The Five Spot: Eating for Health and Pleasure in the Summertime

After a cool-again, warm-again, cool-again spring, summer has arrived here on the Palouse. As the temperature rises, so does our desire for cold food and drinks. I feel drawn to the Co-op’s cafe for a chilly Orange Zinger iced tea, or perhaps a smoothie…. At the same time, I’m also grateful for my training in Chinese nutritional theory, which reminds me to balance out the desire for cold with the necessary warm and room temperature food and drink that support healthy digestion and conserve my body’s yang energy. Here are five ways you can protect your digestive fires, while the sun shines.

1. There is no shortage during this season of beautiful, health-giving produce to be found at the Co-op, at the Tuesday Growers Market, at the Farmers Market, or at any number of local farms. By all means, avail yourself of all these plants, with their life-giving qi. But, in contrast to western biomedical ideas of vitamins, minerals, carbohydrates and so on, the Chinese classify foods by the way they affect our bodies. Food is best digested when it is at body temperature. Eating too much cold and raw food, no matter how many nutrients it contains, requires us to use our own digestive fires to heat it up before we can gain any of its nutritional benefits. It’s much more efficient to conserve your body’s yang by heating food outside your body before eating it.
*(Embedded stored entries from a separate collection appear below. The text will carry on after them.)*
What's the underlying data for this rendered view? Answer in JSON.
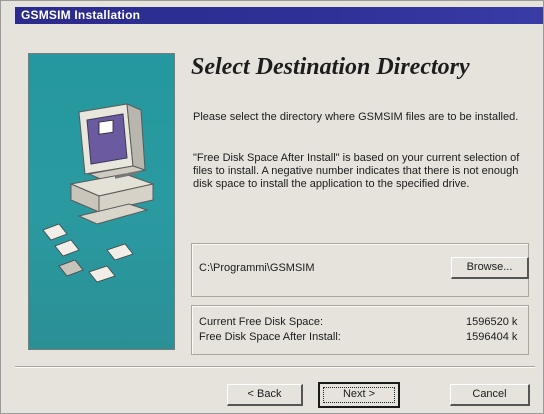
{
  "window": {
    "title": "GSMSIM Installation"
  },
  "page": {
    "heading": "Select Destination Directory",
    "paragraph1": "Please select the directory where GSMSIM files are to be installed.",
    "paragraph2": "\"Free Disk Space After Install\" is based on your current selection of files to install.  A negative number indicates that there is not enough disk space to install the application to the specified drive."
  },
  "destination": {
    "path": "C:\\Programmi\\GSMSIM",
    "browse_label": "Browse..."
  },
  "disk_space": {
    "current_label": "Current Free Disk Space:",
    "current_value": "1596520 k",
    "after_label": "Free Disk Space After Install:",
    "after_value": "1596404 k"
  },
  "buttons": {
    "back_label": "< Back",
    "next_label": "Next >",
    "cancel_label": "Cancel"
  },
  "colors": {
    "titlebar": "#2a2b8c",
    "side_panel": "#2a9aa0",
    "dialog_bg": "#e6e3dc"
  }
}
So throw those greens in the wok for a couple of minutes, together with some garlic, ginger, and tamari, or make a soup or stew: they’re not just for winter eating!

2. Drink warm or room temperature liquids. If you just can’t ignore the siren call of the smoothie bar, consider adding a dash of cayenne or black pepper to your drink. These warming herbs can offset the cooling effect of the cold drink. And make a habit of drinking a cup of ginger tea, or eating two or three slices of raw ginger root, after breakfast.

3. Rather than blasting the air conditioning at home and in the car, try keeping it at no more than ten degrees cooler than the outside air temperature. This will protect your qi, cut down your energy bills, and contribute less to global warming.

4. To learn more about Chinese nutrition: Read Daverick Leggett’s excellent book, Recipes for Self Healing. The book explains theory clearly, and includes delicious, easy to make recipes. You can order the book through BookPeople of Moscow or at

5. Can we combine the best of both worlds, warming the belly and cooling our sweating brows at the same time? Garlic ice cream, anyone?

When it’s hot outside, you’ll find me at Idler’s Rest, with my faithful dog, a good book, and a picnic hamper full of watermelon—with a dash or two of Tabasco—for a happy spirit and a happy belly.